Simcoe Agribusiness Breakfast Meeting Minutes – May 23, 2018

Thank you to John Seliga from Pioneer for chairing the meeting and sponsoring breakfast.


Summary: The forecast for the week looks great, but clay soils across the region will likely continue to be too wet to plant for the rest of the week. With hot weather the soil surface will begin to crust and the clay beneath will remain wet.  Spring grains, new forage seedings and early planted corn have emerged uniformily with no issues to date. Corn planting is complete or in progress on the lightest soils but is a long way from complete across the region. Burn down treatments are being applied to soybean ground, and producers in Brant and parts of Niagara have some soybeans planted (less than 5% complete). Winter wheat is approaching flag leaf across the region. Alfalfa weevil is present in many fields, but only approaching threshold in some fields.

Many farmers will be feeling rushed and will focus on getting farm activities done in good time, but take a step back and evaluate how safely you are working. What corners are you cutting? What safety issues might you be overlooking? Are you nodding off at the auto-steer wheel in the field? Injuries and accidents can be worse than slight delays for safety’s sake.


Winter Wheat: Fields that were planted late are now coming along nicely with the change in weather. Where the crop is not looking vigorous, farmers are trying to decide whether to keep wheat fields with low yield potential or remove the wheat. Is it better to harvest a wheat field with half yield potential but keeping the rotation and weed control program options or to take the field out and risk late planting or unseeded acres?  There is a risk that the second crop might not get planted in good time because much of the region is still too wet to plant.

Most of the winter wheat is at or approaching flag leaf. Strobilurin fungicide applications to protect the flag leaf will be applied throughout the week. There are no reports of significant disease pressure in the wheat crop so far. Producers are happy with fields that received herbicide in the fall; fields that had fall weed control are still looking clean. There are predictions that straw yields will be low this year.

Agronomists are feeling positive about the number of growers keeping wheat in the rotation, and noted that many acres will see a cover crop seeded after wheat. The red clover catch is looking good on winter wheat acres that were underseeded.


Corn:  Planting has not progressed significantly from the last breakfast meeting. Fields that are sandy and well drained are planted.  Clay soils in Lambton, Essex, Kent, West and Central Elgin, Haldimand-Norfolk and Niagara remain are at a standstill because of wet soil conditions. Brant have essentially completed corn planting. Percent of acres planted is highly variable across the region and progress just depends on soil type. Although the forecast for the week looks good, the heavy soils will likely not be ready to plant this week.
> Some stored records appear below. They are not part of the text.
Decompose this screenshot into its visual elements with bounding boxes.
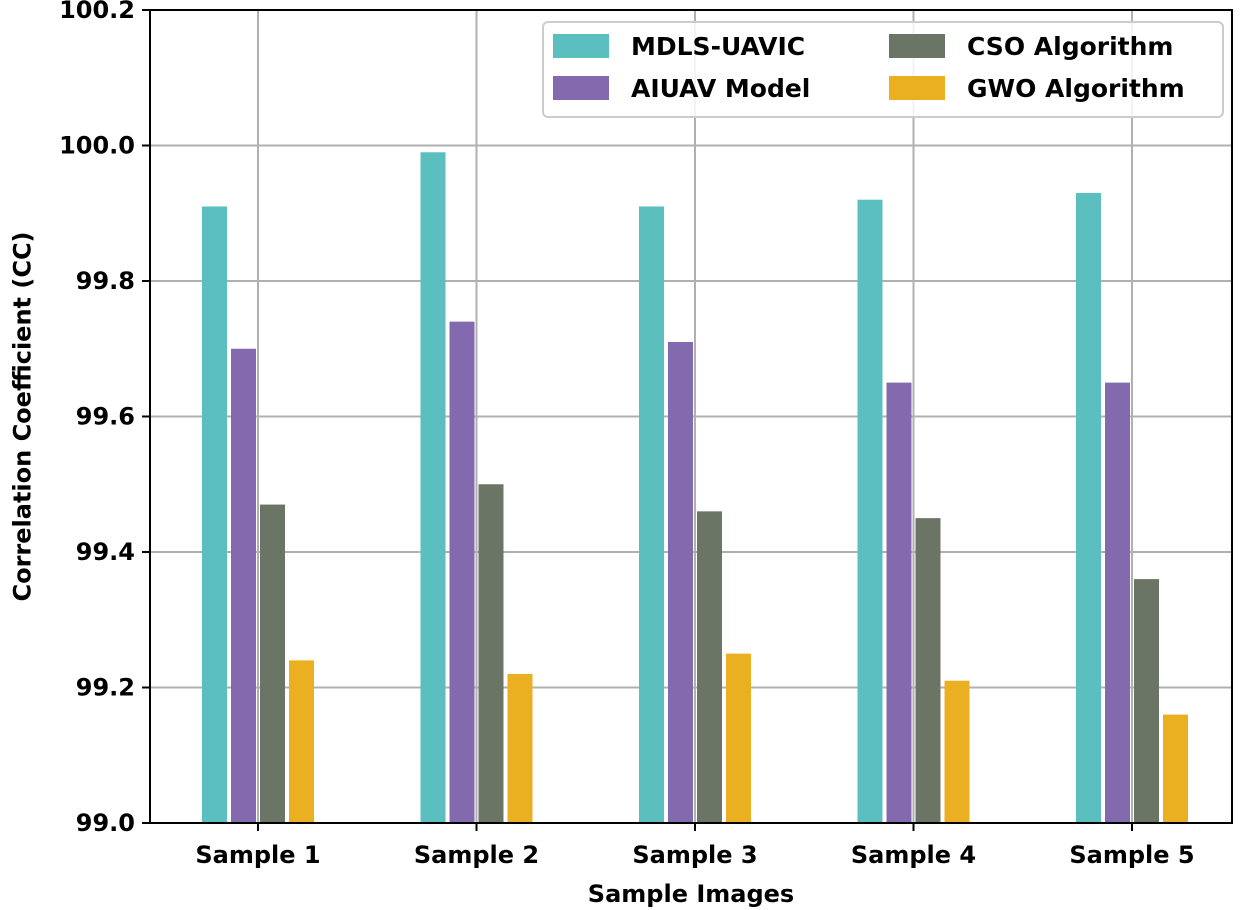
legend-swatch <box>553 34 609 58</box>
x-tick-label: Sample 2 <box>414 841 539 869</box>
legend: MDLS-UAVIC AIUAV Model CSO Algorithm GWO Al… <box>542 21 1224 118</box>
y-tick-label: 100.0 <box>59 132 135 160</box>
bar-mdls-uavic-4 <box>857 199 883 823</box>
legend-label: GWO Algorithm <box>967 74 1185 103</box>
bar-cso-algorithm-2 <box>478 484 504 823</box>
bar-gwo-algorithm-1 <box>289 660 314 823</box>
x-axis-title: Sample Images <box>588 880 794 908</box>
y-tick-label: 99.0 <box>76 809 135 837</box>
y-tick-label: 99.2 <box>76 674 135 702</box>
y-axis: 99.0 99.2 99.4 99.6 99.8 100.0 100.2 <box>59 0 150 837</box>
bar-cso-algorithm-3 <box>697 511 722 823</box>
x-axis: Sample 1 Sample 2 Sample 3 Sample 4 Sample 5 <box>195 823 1195 869</box>
legend-label: AIUAV Model <box>631 74 810 103</box>
bar-mdls-uavic-3 <box>639 206 664 824</box>
bar-aiuav-model-4 <box>886 382 912 823</box>
legend-swatch <box>889 34 945 58</box>
bar-aiuav-model-5 <box>1105 382 1130 823</box>
y-axis-title: Correlation Coefficient (CC) <box>8 231 36 601</box>
bars <box>202 152 1188 824</box>
bar-cso-algorithm-5 <box>1134 579 1159 823</box>
bar-gwo-algorithm-2 <box>507 673 533 823</box>
bar-aiuav-model-3 <box>668 341 693 823</box>
legend-swatch <box>553 76 609 100</box>
bar-mdls-uavic-1 <box>202 206 227 824</box>
bar-cso-algorithm-4 <box>915 518 941 823</box>
y-tick-label: 100.2 <box>59 0 135 24</box>
bar-aiuav-model-1 <box>231 348 256 823</box>
y-tick-label: 99.6 <box>76 403 135 431</box>
legend-box <box>542 21 1224 118</box>
bar-cso-algorithm-1 <box>260 504 285 823</box>
bar-aiuav-model-2 <box>449 321 475 823</box>
legend-label: MDLS-UAVIC <box>631 32 805 61</box>
bar-mdls-uavic-5 <box>1076 192 1101 824</box>
y-tick-label: 99.4 <box>76 538 135 566</box>
legend-label: CSO Algorithm <box>967 32 1173 61</box>
x-tick-label: Sample 4 <box>851 841 976 869</box>
x-tick-label: Sample 5 <box>1069 841 1194 869</box>
bar-gwo-algorithm-3 <box>726 653 751 823</box>
x-tick-label: Sample 1 <box>195 841 320 869</box>
x-tick-label: Sample 3 <box>632 841 757 869</box>
legend-swatch <box>889 76 945 100</box>
y-tick-label: 99.8 <box>76 267 135 295</box>
bar-gwo-algorithm-4 <box>944 680 970 823</box>
bar-gwo-algorithm-5 <box>1163 714 1188 823</box>
bar-mdls-uavic-2 <box>420 152 446 823</box>
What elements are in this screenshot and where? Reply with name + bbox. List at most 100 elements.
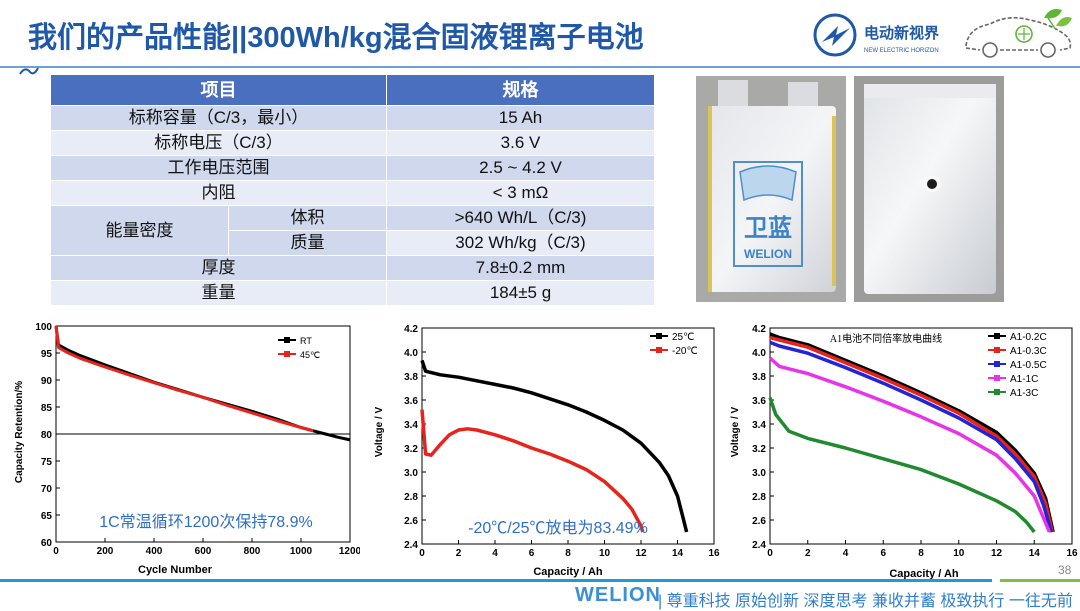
spec-item: 标称电压（C/3） xyxy=(50,130,387,156)
table-row: 标称容量（C/3，最小） 15 Ah xyxy=(50,105,655,131)
spec-value: 302 Wh/kg（C/3) xyxy=(386,230,655,256)
legend-label: A1-3C xyxy=(1010,388,1038,399)
y-tick-label: 75 xyxy=(41,457,53,468)
battery-photo-nail-test xyxy=(854,76,1004,302)
y-tick-label: 3.6 xyxy=(404,396,418,407)
brand-sub: NEW ELECTRIC HORIZON xyxy=(864,48,939,54)
y-tick-label: 2.4 xyxy=(752,540,766,551)
x-tick-label: 12 xyxy=(991,548,1003,559)
x-tick-label: 4 xyxy=(843,548,849,559)
title-rule xyxy=(0,66,1080,68)
y-axis-label: Voltage / V xyxy=(730,406,741,457)
table-row: 标称电压（C/3） 3.6 V xyxy=(50,130,655,156)
x-tick-label: 8 xyxy=(918,548,924,559)
spec-item: 工作电压范围 xyxy=(50,155,387,181)
legend-label: RT xyxy=(300,336,312,346)
series-line xyxy=(769,335,1054,533)
footer-divider xyxy=(0,579,992,582)
y-tick-label: 3.4 xyxy=(404,420,418,431)
footer-slogan: | 尊重科技 原始创新 深度思考 兼收并蓄 极致执行 一往无前 xyxy=(658,593,1073,610)
y-tick-label: 3.2 xyxy=(404,444,418,455)
spec-value: 184±5 g xyxy=(386,280,655,306)
y-tick-label: 3.0 xyxy=(752,468,766,479)
brand-logo: 电动新视界 NEW ELECTRIC HORIZON xyxy=(813,13,939,57)
legend-label: 45℃ xyxy=(300,350,320,360)
chart-annotation: -20℃/25℃放电为83.49% xyxy=(468,519,648,537)
x-tick-label: 0 xyxy=(767,548,773,559)
x-tick-label: 4 xyxy=(492,548,498,559)
series-line xyxy=(420,359,689,533)
y-tick-label: 3.6 xyxy=(752,396,766,407)
spec-header-value: 规格 xyxy=(386,74,655,106)
x-tick-label: 8 xyxy=(565,548,571,559)
y-tick-label: 85 xyxy=(41,403,53,414)
y-tick-label: 2.4 xyxy=(404,540,418,551)
spec-item: 内阻 xyxy=(50,180,387,206)
legend-label: A1-0.2C xyxy=(1010,332,1047,343)
series-line xyxy=(420,409,645,533)
x-tick-label: 0 xyxy=(53,546,59,557)
x-tick-label: 14 xyxy=(672,548,684,559)
x-tick-label: 14 xyxy=(1029,548,1041,559)
chart-legend: 25℃ -20℃ xyxy=(650,332,698,357)
series-line xyxy=(54,325,314,433)
chart-legend: RT 45℃ xyxy=(278,336,320,360)
footer-logo: WELION xyxy=(575,584,661,606)
chart-annotation: 1C常温循环1200次保持78.9% xyxy=(99,513,312,531)
cell-logo-sub: WELION xyxy=(744,247,792,261)
legend-marker xyxy=(284,337,290,343)
cycle-life-chart: 0 200 400 600 800 1000 1200 60 65 70 75 80 85 90 95 100… xyxy=(14,322,360,576)
x-axis-label: Capacity / Ah xyxy=(533,566,603,578)
lightning-icon xyxy=(822,26,850,46)
spec-value: < 3 mΩ xyxy=(386,180,655,206)
y-tick-label: 70 xyxy=(41,484,53,495)
chart-ticks: 0 2 4 6 8 10 12 14 16 2.4 2.6 2.8 3.0 3.2 3.4 3.6 3.8 4.0… xyxy=(404,324,720,559)
y-tick-label: 95 xyxy=(41,349,53,360)
table-row: 能量密度 体积 >640 Wh/L（C/3) xyxy=(50,205,655,256)
rate-discharge-chart: 0 2 4 6 8 10 12 14 16 2.4 2.6 2.8 3.0 3.2 3.4 3.6 3.8 4.0… xyxy=(730,324,1078,580)
x-tick-label: 16 xyxy=(1066,548,1078,559)
y-tick-label: 3.8 xyxy=(404,372,418,383)
y-tick-label: 80 xyxy=(41,430,53,441)
y-tick-label: 2.8 xyxy=(404,492,418,503)
chart-series xyxy=(54,325,351,442)
table-row: 重量 184±5 g xyxy=(50,280,655,306)
x-tick-label: 2 xyxy=(456,548,462,559)
chart-series xyxy=(768,332,1055,534)
table-row: 质量 302 Wh/kg（C/3) xyxy=(51,230,655,256)
x-tick-label: 10 xyxy=(953,548,965,559)
table-row: 内阻 < 3 mΩ xyxy=(50,180,655,206)
y-tick-label: 3.4 xyxy=(752,420,766,431)
y-tick-label: 3.8 xyxy=(752,372,766,383)
table-row: 厚度 7.8±0.2 mm xyxy=(50,255,655,281)
y-axis-label: Capacity Retention/% xyxy=(14,381,25,483)
y-tick-label: 90 xyxy=(41,376,53,387)
legend-marker xyxy=(656,333,662,339)
spec-header-item: 项目 xyxy=(50,74,387,106)
x-tick-label: 0 xyxy=(419,548,425,559)
x-tick-label: 400 xyxy=(146,546,163,557)
legend-marker xyxy=(994,389,1000,395)
plot-frame xyxy=(421,327,715,545)
x-tick-label: 2 xyxy=(805,548,811,559)
chart-plot-area xyxy=(421,327,715,545)
x-tick-label: 200 xyxy=(97,546,114,557)
spec-value: 3.6 V xyxy=(386,130,655,156)
chart-legend: A1-0.2C A1-0.3C A1-0.5C A1-1C A1-3C xyxy=(988,332,1047,399)
x-tick-label: 12 xyxy=(635,548,647,559)
y-tick-label: 60 xyxy=(41,538,53,549)
x-axis-label: Capacity / Ah xyxy=(889,568,959,580)
y-tick-label: 4.0 xyxy=(404,348,418,359)
y-tick-label: 4.0 xyxy=(752,348,766,359)
spec-item: 标称容量（C/3，最小） xyxy=(50,105,387,131)
battery-photo-front: 卫蓝 WELION xyxy=(696,76,846,302)
eco-car-icon xyxy=(965,9,1072,58)
legend-marker xyxy=(656,347,662,353)
legend-marker xyxy=(994,375,1000,381)
spec-value: 15 Ah xyxy=(386,105,655,131)
y-tick-label: 2.6 xyxy=(752,516,766,527)
temperature-discharge-chart: 0 2 4 6 8 10 12 14 16 2.4 2.6 2.8 3.0 3.2 3.4 3.6 3.8 4.0… xyxy=(374,324,720,578)
table-row: 工作电压范围 2.5 ~ 4.2 V xyxy=(50,155,655,181)
page-title: 我们的产品性能||300Wh/kg混合固液锂离子电池 xyxy=(28,22,644,54)
spec-header-row: 项目 规格 xyxy=(50,74,655,106)
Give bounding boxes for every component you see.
There were many comments that the acres that have been planted are looking really good and many have emerged uniformly. Agronomists noted that many producers are showing a lot of patience and most acres are being planted into good soil conditions.


Soybean: As mentioned above, soybean planting progress is slow and in many areas has not really begun. Heavier clays may not be planted until late June. There was some discussion about maturity of late planted soybeans. If producers move to a shorter season variety they may not see much vegetative growth, leading to pods being produced low on the plant and difficult to pick up at harvest. Advice based on experience on the heavy clays has been to use full season varieties and increase seeding rates, even into late June.

The importance of a burndown herbicide treatment with some residual products was stressed. In some areas it is unclear how soon the soybeans will be planted, so producers do not want to put pre-plant herbicide treatments down too soon.



First cut harvest will begin this weekend or early next week for the dairy producers trying to get 4 cuts.  Fields near the lake with cold winds coming off the lake are further behind. Most fields are just coming into early bud.  Alfalfa weevil are present, but as of last week, still very relatively small and with little damage showing up in the alfalfa.  Some fields do have higher pressure and will consider control if immediate harvest is not planned.  Early cut fields should be scouted for weevil feeding on the regrowth.


The next meeting will be Wednesday, June 6 at 7:30 am.